There can be no prescription, no set of rules for living within Gaia. For each of our different actions there are only consequences (p.132).

There is also no independent account taken for the effect of human action, in the form of misbehaviour, greed, or excessive consumption. There are no charges taken against the behavioural trends or philosophical and religious dictates that have governed human life in the last century such as Christianity, Capitalism, or Marxism.

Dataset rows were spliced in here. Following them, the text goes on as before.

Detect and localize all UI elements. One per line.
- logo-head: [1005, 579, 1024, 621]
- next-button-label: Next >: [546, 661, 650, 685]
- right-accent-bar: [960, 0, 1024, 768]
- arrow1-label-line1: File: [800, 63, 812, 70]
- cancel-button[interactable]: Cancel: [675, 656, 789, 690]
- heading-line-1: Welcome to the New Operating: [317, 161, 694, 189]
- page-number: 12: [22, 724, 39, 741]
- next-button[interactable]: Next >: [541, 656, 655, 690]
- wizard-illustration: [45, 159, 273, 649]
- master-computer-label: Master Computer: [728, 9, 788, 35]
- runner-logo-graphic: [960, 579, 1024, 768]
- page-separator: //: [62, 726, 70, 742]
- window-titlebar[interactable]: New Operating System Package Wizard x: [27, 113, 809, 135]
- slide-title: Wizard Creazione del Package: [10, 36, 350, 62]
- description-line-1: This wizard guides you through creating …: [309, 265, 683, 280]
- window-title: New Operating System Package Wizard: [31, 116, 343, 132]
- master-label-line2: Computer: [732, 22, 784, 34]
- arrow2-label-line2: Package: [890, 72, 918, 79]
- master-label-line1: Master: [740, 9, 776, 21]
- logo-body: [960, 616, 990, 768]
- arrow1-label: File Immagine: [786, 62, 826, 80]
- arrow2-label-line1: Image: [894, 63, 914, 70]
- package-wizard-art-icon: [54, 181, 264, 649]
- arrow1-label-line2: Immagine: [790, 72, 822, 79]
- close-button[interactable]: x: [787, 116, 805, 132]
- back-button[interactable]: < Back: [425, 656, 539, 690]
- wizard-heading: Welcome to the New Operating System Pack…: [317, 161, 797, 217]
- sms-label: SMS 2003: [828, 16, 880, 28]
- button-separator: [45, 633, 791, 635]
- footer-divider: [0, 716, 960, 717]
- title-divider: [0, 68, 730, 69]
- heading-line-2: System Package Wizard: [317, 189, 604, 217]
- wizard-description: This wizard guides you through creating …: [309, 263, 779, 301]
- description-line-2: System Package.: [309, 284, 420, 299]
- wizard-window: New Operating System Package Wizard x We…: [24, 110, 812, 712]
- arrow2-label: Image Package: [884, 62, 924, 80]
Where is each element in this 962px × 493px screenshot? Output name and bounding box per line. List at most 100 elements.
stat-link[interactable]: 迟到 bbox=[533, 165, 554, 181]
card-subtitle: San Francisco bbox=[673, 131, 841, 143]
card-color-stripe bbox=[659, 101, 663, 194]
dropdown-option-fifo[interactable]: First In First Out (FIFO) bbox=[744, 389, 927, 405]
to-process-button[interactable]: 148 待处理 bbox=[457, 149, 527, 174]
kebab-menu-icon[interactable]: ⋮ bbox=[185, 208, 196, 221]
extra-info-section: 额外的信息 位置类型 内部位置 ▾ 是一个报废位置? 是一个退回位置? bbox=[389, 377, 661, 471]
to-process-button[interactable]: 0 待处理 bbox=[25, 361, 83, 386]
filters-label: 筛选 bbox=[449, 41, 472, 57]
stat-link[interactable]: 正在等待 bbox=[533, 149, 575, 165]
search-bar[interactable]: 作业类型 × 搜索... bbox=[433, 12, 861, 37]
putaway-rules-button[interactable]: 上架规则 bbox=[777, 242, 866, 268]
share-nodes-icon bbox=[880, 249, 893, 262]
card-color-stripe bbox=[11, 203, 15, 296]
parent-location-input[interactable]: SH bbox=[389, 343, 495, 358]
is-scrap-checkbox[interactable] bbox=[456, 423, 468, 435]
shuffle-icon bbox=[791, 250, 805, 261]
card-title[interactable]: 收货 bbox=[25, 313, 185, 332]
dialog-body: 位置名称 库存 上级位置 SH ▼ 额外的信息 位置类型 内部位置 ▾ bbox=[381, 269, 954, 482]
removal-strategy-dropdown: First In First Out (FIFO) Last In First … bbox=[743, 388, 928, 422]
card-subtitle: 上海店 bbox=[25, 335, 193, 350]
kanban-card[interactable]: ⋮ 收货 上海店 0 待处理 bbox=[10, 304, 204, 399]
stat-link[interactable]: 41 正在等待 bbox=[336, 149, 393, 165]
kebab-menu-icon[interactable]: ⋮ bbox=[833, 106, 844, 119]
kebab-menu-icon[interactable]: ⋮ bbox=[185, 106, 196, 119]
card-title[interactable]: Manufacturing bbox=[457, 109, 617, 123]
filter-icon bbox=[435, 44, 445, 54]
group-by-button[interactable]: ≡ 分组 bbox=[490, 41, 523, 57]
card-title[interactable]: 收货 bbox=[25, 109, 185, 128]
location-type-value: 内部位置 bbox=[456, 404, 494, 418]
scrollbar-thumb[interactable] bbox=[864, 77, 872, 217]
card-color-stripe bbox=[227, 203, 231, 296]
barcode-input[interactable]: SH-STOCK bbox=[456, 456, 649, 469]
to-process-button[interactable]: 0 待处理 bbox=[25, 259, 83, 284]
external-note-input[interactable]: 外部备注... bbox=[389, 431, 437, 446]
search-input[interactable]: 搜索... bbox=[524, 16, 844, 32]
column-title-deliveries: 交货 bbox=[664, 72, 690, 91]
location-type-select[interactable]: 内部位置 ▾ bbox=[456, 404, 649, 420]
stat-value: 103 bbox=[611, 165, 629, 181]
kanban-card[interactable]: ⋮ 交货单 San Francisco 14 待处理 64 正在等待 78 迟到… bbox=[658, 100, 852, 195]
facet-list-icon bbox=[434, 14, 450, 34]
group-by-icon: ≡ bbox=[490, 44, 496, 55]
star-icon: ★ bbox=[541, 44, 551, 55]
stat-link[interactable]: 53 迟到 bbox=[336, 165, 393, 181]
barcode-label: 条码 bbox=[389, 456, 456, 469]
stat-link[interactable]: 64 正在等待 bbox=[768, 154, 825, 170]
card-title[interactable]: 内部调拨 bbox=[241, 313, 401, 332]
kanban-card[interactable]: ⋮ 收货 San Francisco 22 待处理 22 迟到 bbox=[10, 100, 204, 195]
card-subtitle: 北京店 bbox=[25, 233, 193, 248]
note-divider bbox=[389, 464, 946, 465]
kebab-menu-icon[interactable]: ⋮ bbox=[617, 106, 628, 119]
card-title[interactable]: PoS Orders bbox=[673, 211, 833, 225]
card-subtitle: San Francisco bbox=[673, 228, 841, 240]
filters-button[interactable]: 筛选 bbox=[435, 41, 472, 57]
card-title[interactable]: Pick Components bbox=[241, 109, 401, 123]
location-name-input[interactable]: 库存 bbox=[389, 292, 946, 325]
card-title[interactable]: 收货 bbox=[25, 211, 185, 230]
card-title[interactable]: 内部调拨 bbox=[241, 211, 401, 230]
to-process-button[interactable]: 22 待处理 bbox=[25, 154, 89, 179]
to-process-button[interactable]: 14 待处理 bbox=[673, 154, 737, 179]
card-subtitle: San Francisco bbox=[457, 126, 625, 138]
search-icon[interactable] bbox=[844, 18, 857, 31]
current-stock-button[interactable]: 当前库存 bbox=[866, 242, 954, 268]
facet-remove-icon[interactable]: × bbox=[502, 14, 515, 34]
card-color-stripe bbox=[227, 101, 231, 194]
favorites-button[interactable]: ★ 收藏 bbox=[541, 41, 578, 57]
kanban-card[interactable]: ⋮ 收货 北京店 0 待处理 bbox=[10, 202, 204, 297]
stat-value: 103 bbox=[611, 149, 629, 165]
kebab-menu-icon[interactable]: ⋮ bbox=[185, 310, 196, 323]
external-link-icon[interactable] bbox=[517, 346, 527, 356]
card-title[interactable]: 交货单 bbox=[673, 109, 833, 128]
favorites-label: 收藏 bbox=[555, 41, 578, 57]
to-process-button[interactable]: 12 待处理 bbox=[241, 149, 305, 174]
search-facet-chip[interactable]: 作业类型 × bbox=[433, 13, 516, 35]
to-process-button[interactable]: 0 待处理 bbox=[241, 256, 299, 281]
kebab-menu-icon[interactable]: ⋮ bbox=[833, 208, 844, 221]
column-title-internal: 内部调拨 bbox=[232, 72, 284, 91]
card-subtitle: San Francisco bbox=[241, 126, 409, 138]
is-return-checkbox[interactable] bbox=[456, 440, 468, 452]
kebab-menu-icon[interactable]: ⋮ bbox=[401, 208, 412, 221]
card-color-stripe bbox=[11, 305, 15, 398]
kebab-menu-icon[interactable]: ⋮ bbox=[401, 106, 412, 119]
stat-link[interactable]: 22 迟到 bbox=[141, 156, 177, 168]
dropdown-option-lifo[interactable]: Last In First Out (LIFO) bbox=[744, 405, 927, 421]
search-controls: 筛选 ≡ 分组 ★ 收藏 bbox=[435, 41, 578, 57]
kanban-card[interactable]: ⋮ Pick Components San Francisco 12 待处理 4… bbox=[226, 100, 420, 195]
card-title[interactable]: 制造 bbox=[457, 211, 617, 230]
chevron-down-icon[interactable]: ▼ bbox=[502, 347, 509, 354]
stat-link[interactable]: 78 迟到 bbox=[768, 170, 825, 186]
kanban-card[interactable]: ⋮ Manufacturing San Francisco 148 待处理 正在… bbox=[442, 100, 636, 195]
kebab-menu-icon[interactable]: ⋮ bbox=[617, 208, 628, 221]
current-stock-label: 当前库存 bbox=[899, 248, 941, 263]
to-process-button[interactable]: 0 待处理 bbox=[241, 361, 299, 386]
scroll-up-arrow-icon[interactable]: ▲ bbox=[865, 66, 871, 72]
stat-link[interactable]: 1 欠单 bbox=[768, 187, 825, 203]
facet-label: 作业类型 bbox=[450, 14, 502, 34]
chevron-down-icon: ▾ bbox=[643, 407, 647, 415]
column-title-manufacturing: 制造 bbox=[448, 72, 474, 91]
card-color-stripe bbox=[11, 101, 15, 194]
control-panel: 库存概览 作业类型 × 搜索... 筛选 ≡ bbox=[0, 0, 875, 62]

The final idea of a whale knowing a bicycle design in the last pages is absurd and a surprising ending unrelated to the preceding ideas in the book. This leaves the moral seeker without a full sense of conclusion and questioning the meaning and relevance of such an image, an apt summary of Gaia.


REFERENCES
1.      Banerjee, N., Cushman Jr., J.H., Hasemyer, D. & Song, L. (2015) Exxon: The road not taken. 2015. Available from: https://insideclimatenews.org/book/exxon-the-road-not-taken/
2.     Stanford University (n.d.) Earth system science: Stanford Doerr School of Sustainability. [Online]. Stanford Earth | School of Earth, Energy & Environmental Sciences. Available from: https://earth.stanford.edu/ess.
3.     Latour, B. (2017) Facing gaia: Eight lectures on the new climatic regime; trans. by Catherine Porter. John Wiley & Sons.
4.      Rockström, J., Steffen, W., Noone, K., Persson, Å., et al. (2009) ‘A safe operating space for humanity’. Nature. 461 (7263), 472–475. DOI: 10.1038/461472a.
5.      Harvard University (2012) Gaia hypothesis. 2012. School of Engineering & Applied Sciences.
6.      Carson, R. (1962) Silent Spring. Boston, MA, Houghton Mifflin Company.
7.      Nasr, S.H. (1968) Man and nature: The spiritual crisis in modern man. Dunstable, England, ABC International Group.
8.      Aronowsky, L. (2021) Gas guzzling gaia, or: A prehistory of climate change denialism. Critical Inquiry. 47 (2), 306–327. DOI: 10.1086/712129.
9.      Kotter, J. P. (1996) Leading Change: An Action Plan from the World's Foremost Expert on Business Leadership, Boston, MA: Harvard Business Review Press. ISBN: 9780875847474

Lovelock, J. (2000) Gaia: A new look at life on Earth. Oxford, Oxford University Press.